Eastern Mennonite University students celebrate after the 100th Commencement ceremony on Sunday, May 5. The university conferred 540 graduate and undergraduate degrees. (Photo by Jon Styer)

DNR: EMU sends off 540 undergraduate, graduate students

After spending nearly all his life in school, Caleb Schrock-Hurst saw Sunday as a transition.

“It definitely feels like the end of an era,” the Harrisonburg native said before Eastern Mennonite University’s commencement. “It’s definitely a lot of changes. It’s definitely exciting and I think EMU has prepared us to find a way to participate in society.”

Leymah Gbowee MA ’07 receives the university’s first honorary doctorate. (Photo by Andrew Strack)

Schrock-Hurst joined 540 graduate and undergraduate students who received degrees during the school’s 100th commencement on Sunday.

 “The students graduating this year have a special place in EMU history,” University President Susan Schultz Huxman said.

As part of the centennial celebration, EMU awarded its first honorary doctorate to commencement speaker Leymah Gbowee.

Gbowee is a Nobel Peace Prize laureate who shared the 2011 award with two other women for their role in mobilizing women to help stop the Liberian civil war.

Gbowee, who received a master’s in conflict transformation from the school in 2007, focused on political strife throughout the world.
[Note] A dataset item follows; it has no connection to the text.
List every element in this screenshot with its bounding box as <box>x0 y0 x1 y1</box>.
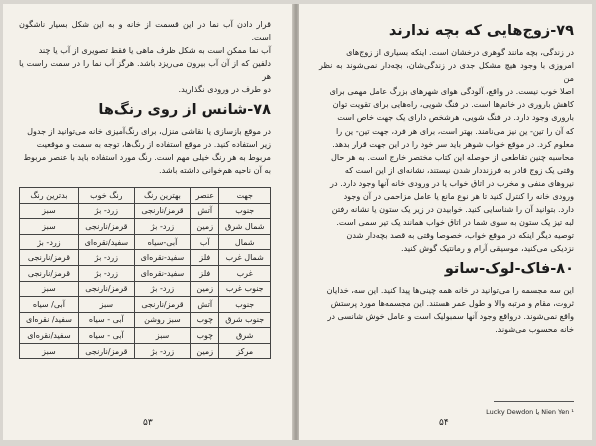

She urged the graduates to stand up for justice.

“It doesn’t take long to walk up to someone and give them hope,” she said. “When issues are no longer trending and the hashtags are no longer hashing and the lights and camera are off — defend peace, defend justice and you can never go wrong.”

Graduate Alexa Weeks couldn’t put the flood of emotions running through her head into words, feeling “scattered” before receiving a degree in elementary education.

“It doesn’t feel like I’m supposed to be graduating,” said the Westmoreland County native. “I’m just kind of like I don’t know what to do. There’s just so many emotions.”

For biology major Kat Lehman, the day was “a little bittersweet” as she thought of her friends from the past four years.

“It’s a little exciting,” said Lehman of Dover, Ohio. “But it’s definitely just starting to feel real that everybody’s sort of headed off to new things at this point and it might be a long time before I see some of these folks who I’ve spent four years with.”

 Sarah Bailey, who received a master of divinity, told the graduates during the ceremony that Sunday was the culmination of all their hard work.

“Today we trade it all in for a piece of paper,” Bailey said. “But it’s more than just a fancy piece of paper with our name in calligraphy. … It’s a receipt of our experience here.”

Although many graduates wanted to reflect on the past four years, that doesn’t mean they aren’t looking forward.

Lehman plans to attend medical school at Ohio State University while Schrock-Hurst will spend a year as an editor in a publishing house in Vietnam. Weeks will stay local as she takes a job as a third-grade teacher at Smithland Elementary School.

“We did it,” said Keyri Lopez-Godoy, who received a degree in elementary education. “We are on our way.”

This article is republished from the May 7, 2018, Daily News-Record.